In Sweden, the right to establish fideikommisses was regulated by the Testament Statute of 1686. Although fideikommisses had existed prior to that, it was not until then that they were codified in law. Most Swedish fideikommisses were established in the second half of the 18th century. In 1810, the creation of new fideikommisses involving real estate was prohibited, though moveable property could still be placed under fideikommiss until 1930.
How it worked
A fideikommiss is created by the founder drafting a charter, typically in the form of a will. This document specifies the property and the rules of succession. This means that a fideikommiss is not, in the formal sense, an inheritance from the previous holder, but is governed entirely by the charter. A fideikommiss may be passed to someone who is not the legal heir according to Sweden’s inheritance laws. Most commonly, Swedish fideikommisses have passed from father to eldest son. However, there are cases where fideikommisses have passed through the female line or followed other succession rules. Women have also played a significant role as founders—about one-third of fideikommisses established between 1686 and 1770 were founded by women.
Who could establish a fideikommiss?
Anyone could establish a fideikommiss. It was not an aristocratic privilege, although most founders belonged to the nobility. One restriction was that the land placed under fideikommiss could not be inherited—it had to be land the founder had acquired independently. Unlike in some other countries, Swedish fideikommisses were never state-granted fiefs.
The Law on Dissolution
The future of fideikommisses was debated for a long time. In 1963, the Swedish parliament passed the law on their dissolution. The main rule of this law is that a fideikommiss must be dissolved when the person holding it at the time the law came into effect dies. The property is then to be distributed according to the rules in the dissolution law, which means that the person who would have inherited the fideikommiss gets half of the estate, while the other half is distributed as if it were the private estate of the last fideikommiss holder.
Exceptions
However, when the law was passed, it was already recognized that dissolving fideikommisses could lead to great damage to cultural heritage. Therefore, it was decided that the government would have the right to allow a fideikommiss charter to remain valid if it was deemed to serve the public interest.

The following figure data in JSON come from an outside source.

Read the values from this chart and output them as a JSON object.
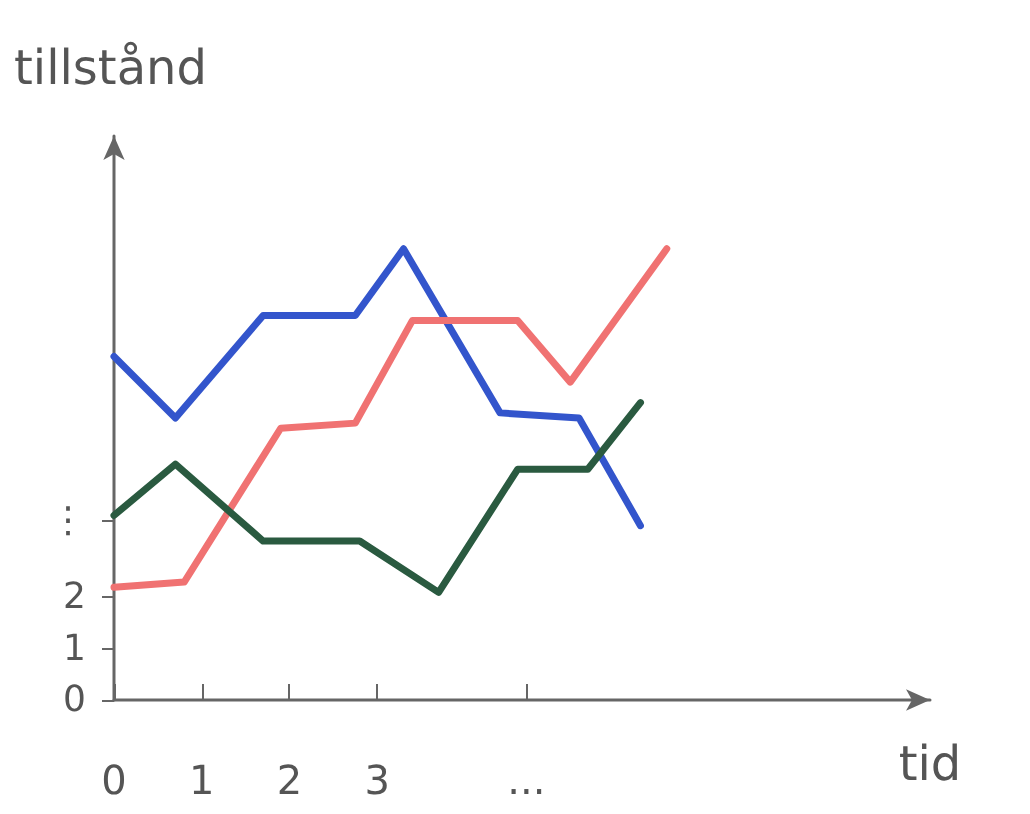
{
  "chart_data": {
    "type": "line",
    "xlabel": "tid",
    "ylabel": "tillstånd",
    "xlim": [
      0,
      9.3
    ],
    "ylim": [
      0,
      11
    ],
    "xticks": [
      0,
      1,
      2,
      3,
      {
        "value": 4.7,
        "label": "..."
      }
    ],
    "yticks": [
      0,
      1,
      2,
      {
        "value": 3.5,
        "label": "⋮"
      }
    ],
    "grid": false,
    "marker": "none",
    "line_style": "solid",
    "series": [
      {
        "color": "#3355cc",
        "x": [
          0,
          0.7,
          1.7,
          2.75,
          3.3,
          4.4,
          5.3,
          6.0
        ],
        "values": [
          6.7,
          5.5,
          7.5,
          7.5,
          8.8,
          5.6,
          5.5,
          3.4
        ]
      },
      {
        "color": "#f07272",
        "x": [
          0,
          0.8,
          1.9,
          2.75,
          3.4,
          4.6,
          5.2,
          6.3
        ],
        "values": [
          2.2,
          2.3,
          5.3,
          5.4,
          7.4,
          7.4,
          6.2,
          8.8
        ]
      },
      {
        "color": "#2a5a40",
        "x": [
          0,
          0.7,
          1.7,
          2.8,
          3.7,
          4.6,
          5.4,
          6.0
        ],
        "values": [
          3.6,
          4.6,
          3.1,
          3.1,
          2.1,
          4.5,
          4.5,
          5.8
        ]
      }
    ]
  }
}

Additionally, it is possible to form so-called fideikommiss limited companies (fideikommissaktiebolag). These companies aim to preserve fideikommiss estates intact in order to safeguard cultural values deemed to be in the public interest. Several such companies have been formed, but the government cannot establish them unilaterally—they must be initiated by the successor or the current fideikommissarie. The option for extending a fideikommiss has been used by the government on a few occasions, when it has been considered the best way to safeguard public interests.